One could imagine a project on Common Crawl which auto-generated a list of slang terms for porny things by creating a list of n-grams from the words used in documents tagged as porn.
Graue
I am from Common Crawl. We don't filter for porn. A corpus of web data needs to include porn or it wouldn't be a representative sample of the web ;) We do want to enrich our sample of the web with high-value sites and that is where the blekko data will be so incredibly valuable.
I really appreciate your mention of LGBT and sexual health sites being collateral damage - we need to draw more attention to that problem. I would love to see someone work with Common Crawl to improve methods of distinguishing.
Lisa
This is going to be invaluable for information retrieval researchers.

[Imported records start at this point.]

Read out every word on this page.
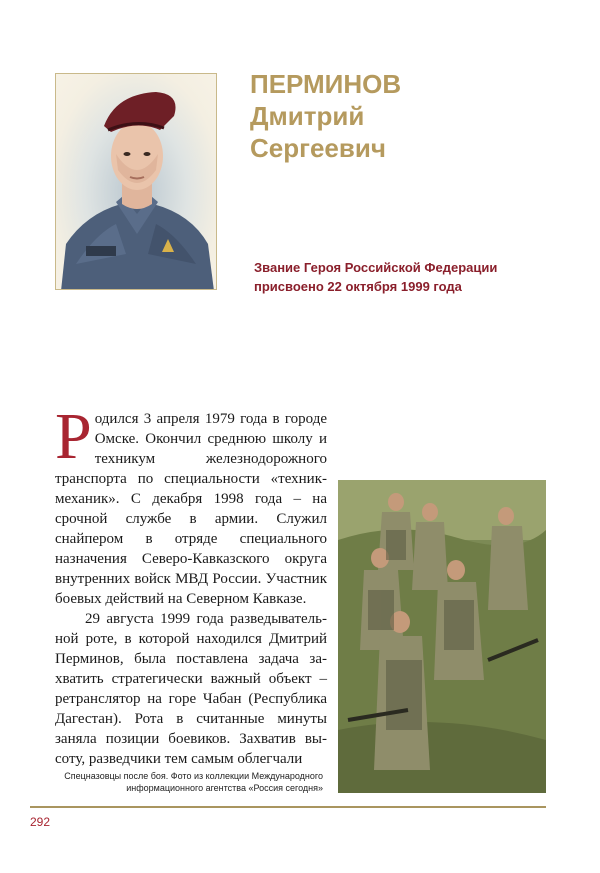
ПЕРМИНОВ
Дмитрий
Сергеевич
Звание Героя Российской Федерации
присвоено 22 октября 1999 года

Р одился 3 апреля 1979 года в городе Омске. Окончил среднюю школу и техникум железнодорожного транспорта по специальности «техник-механик». С декабря 1998 года – на срочной службе в армии. Служил снайпером в отряде специального назначения Северо-Кавказского округа внутренних войск МВД России. Участник боевых действий на Северном Кавказе.

29 августа 1999 года разведывательной роте, в которой находился Дмитрий Перминов, была поставлена задача захватить стратегически важный объект – ретранслятор на горе Чабан (Республика Дагестан). Рота в считанные минуты заняла позиции боевиков. Захватив высоту, разведчики тем самым облегчали

Спецназовцы после боя. Фото из коллекции Международного информационного агентства «Россия сегодня»
292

Google, MSR, and Yahoo! have an edge on research over universities because of the large amount of data they collect from the users; all the other institutions are left with either small-size benchmark datasets or synthetic data, which are usually not representative of the actual usage scenarios. I myself had to synthetize a query log from the Wikipedia request logs to test some of my data structures on large-scale data.
I expect to see a huge number of papers which will use these data in their experiments in the immediate future. Thanks, Blekko!
I don't intend to downplay the contribution, having a large collection of spam/porn classified web docs is still a very nice thing to have for researchers.
This is our first donation. We have a lot more we plan on giving, but for user queries, for example, the privacy issues are a lot more difficult to work through. We have no interest in being the next privacy scandal.
I am part of Common Crawl and I just wanted to say that we are super excited about blekko's donation! This is yet another demonstration how much blekko values openness and transparency.
I was at the open data meetup in Mozilla where Common Crawl presented and Blekko's CTO was present. Little did I know that great stuff like this was in the making.
Common Crawl has a really neat mission, as there isn't a whole lot of free and open data out in the world right now and they're trying to change that. With this donation it looks like their commons will be augmented with some great stuff and that can only mean awesome things.
I've tried Blekko a couple of times, and thought they were okay, but I don't find them so much better than Google to make me switch.
I'm curious, how Blekko can stay in business? Do they get enough traffic and revenue from ads, etc, to maintain some sort of positive cash flow, or are they simply burning through cash from investors?
For me, blekko doesn't have to be "so much better" to make me use it over Google, it just has to be just as good or slightly better because I respect and support blekko's philosophy. If two products were of equal quality, wouldn't you rather use the one made by a company that shares your values?
Google has had years to tweak and tune things. I think it is practically impossible for anyone to match them, let alone surpass them in index quality.
Google needs to open its index and create a search market place. There are millions of domain/location specific apps that can be built around that index.
If only certain other companies weren't so precious about their publicly derived data. Fabulous donation.